Now, if I override the LimitNOFILE (I used systemctl edit docker.service to create an override file and then systemctl daemon-reload/restart docker), I can verify the change:

$ sudo systemctl cat docker
# /lib/systemd/system/docker.service
...
# /etc/systemd/system/docker.service.d/override.conf
[Service]
ExecStart=
ExecStart=/usr/bin/dockerd
LimitNOFILE=infinity

This makes the unit file not set limits and inherit systemd defaults. As expected I see:

$ docker run --rm debian:8.8 /bin/bash -c 'ulimit -Hn && ulimit -Sn && ulimit -Hu && ulimit -Su'
65536
65536
unlimited
unlimited

For the discrepancy in your system I'd check what are the default for systemd and inspect systemctl cat docker to see if your changes have really propagated. The low 4096 value, when specifying infinity sounds like a pam default, but without going into system specific details I wouldn't be able to identify which limit is being picked up and why.

In general though, the defaults in https://github.com/moby/moby/commit/8db61095a3d0bcb0733580734ba5d54bc27a614d should provide high enough defaults for NOFILE and NPROC.

As mentioned earlier in this issue, we're currently working on entitlements to provide a high level security interface to users and the ability to create a security profile tied to images.

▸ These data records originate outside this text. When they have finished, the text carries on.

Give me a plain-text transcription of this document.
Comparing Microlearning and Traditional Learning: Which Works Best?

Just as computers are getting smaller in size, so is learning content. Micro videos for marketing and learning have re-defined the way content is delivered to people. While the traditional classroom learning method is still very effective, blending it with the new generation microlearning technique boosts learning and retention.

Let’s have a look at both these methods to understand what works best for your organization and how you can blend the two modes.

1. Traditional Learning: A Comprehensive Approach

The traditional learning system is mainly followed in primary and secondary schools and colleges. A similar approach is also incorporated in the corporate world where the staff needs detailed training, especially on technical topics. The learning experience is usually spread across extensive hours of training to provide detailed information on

We're first looking for a capabilities/seccomp/apparmor/APi-access configuration support but we'll definitely look into sysctl configuration (link to opened issue right above).

Feel free to propose/discuss stuff there too, we're looking for use-cases and needs to come up with a great granularity.

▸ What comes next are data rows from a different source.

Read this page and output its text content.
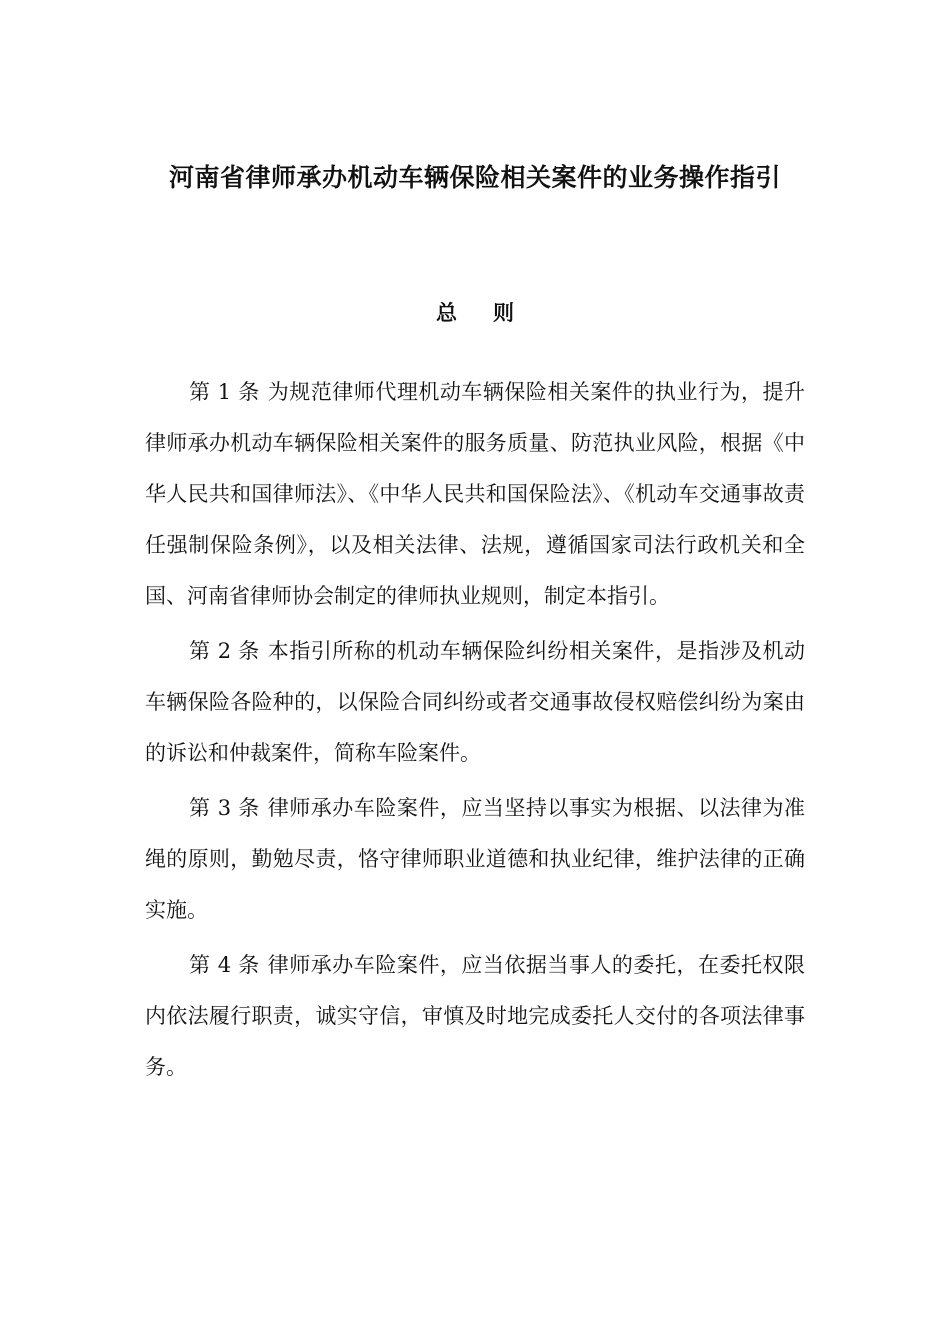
河南省律师承办机动车辆保险相关案件的业务操作指引
总 则

第 1 条 为规范律师代理机动车辆保险相关案件的执业行为，提升律师承办机动车辆保险相关案件的服务质量、防范执业风险，根据《中华人民共和国律师法》、《中华人民共和国保险法》、《机动车交通事故责任强制保险条例》，以及相关法律、法规，遵循国家司法行政机关和全国、河南省律师协会制定的律师执业规则，制定本指引。

第 2 条 本指引所称的机动车辆保险纠纷相关案件，是指涉及机动车辆保险各险种的，以保险合同纠纷或者交通事故侵权赔偿纠纷为案由的诉讼和仲裁案件，简称车险案件。

第 3 条 律师承办车险案件，应当坚持以事实为根据、以法律为准绳的原则，勤勉尽责，恪守律师职业道德和执业纪律，维护法律的正确实施。

第 4 条 律师承办车险案件，应当依据当事人的委托，在委托权限内依法履行职责，诚实守信，审慎及时地完成委托人交付的各项法律事务。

Any advances on the --ulimits flag for swarm stack deploy? without it elasticsearch cant be deployed as part of an stack

Hi @bitgandtter
@dliappis comments give us a very clear instruction to adjust the docker service ulimit.

You can reference the Vagrant file to let docker service max locked memory unlimited and Docker image to setup elasticsearch cluster.

@imyoungyang IIUC that's a workaround on how to set the ulimits for the docker daemon. Changing those settings changes them for every container. Just because elasticsearch needs e.g. 65k file descriptors doesn't mean we should let everyone have such fun.

I guess we need to wait for libentitlement to land? @n4ss any advance in the last month?

@xificurC yes, we're having more entitlements implemented and images such as nginx or dind are starting to work with it :)

IIUC that's a workaround on how to set the ulimits for the docker daemon. Changing those settings changes them for every container. Just because elasticsearch needs e.g. 65k file descriptors doesn't mean we should let everyone have such fun.

@xificurC The Docker Engine defaults since https://github.com/moby/moby/commit/8db61095a3d0bcb0733580734ba5d54bc27a614d have high defaults (for performance reasons). Therefore you don't need to change them (for the sake of increased requirements, say, of Elasticsearch) with recent versions of docker-ce/ee etc. However, you'd need to do the reverse, i.e. reduce the limits per container if you feel that a specific one may potentially abuse resources, so entitlements would be needed for this case.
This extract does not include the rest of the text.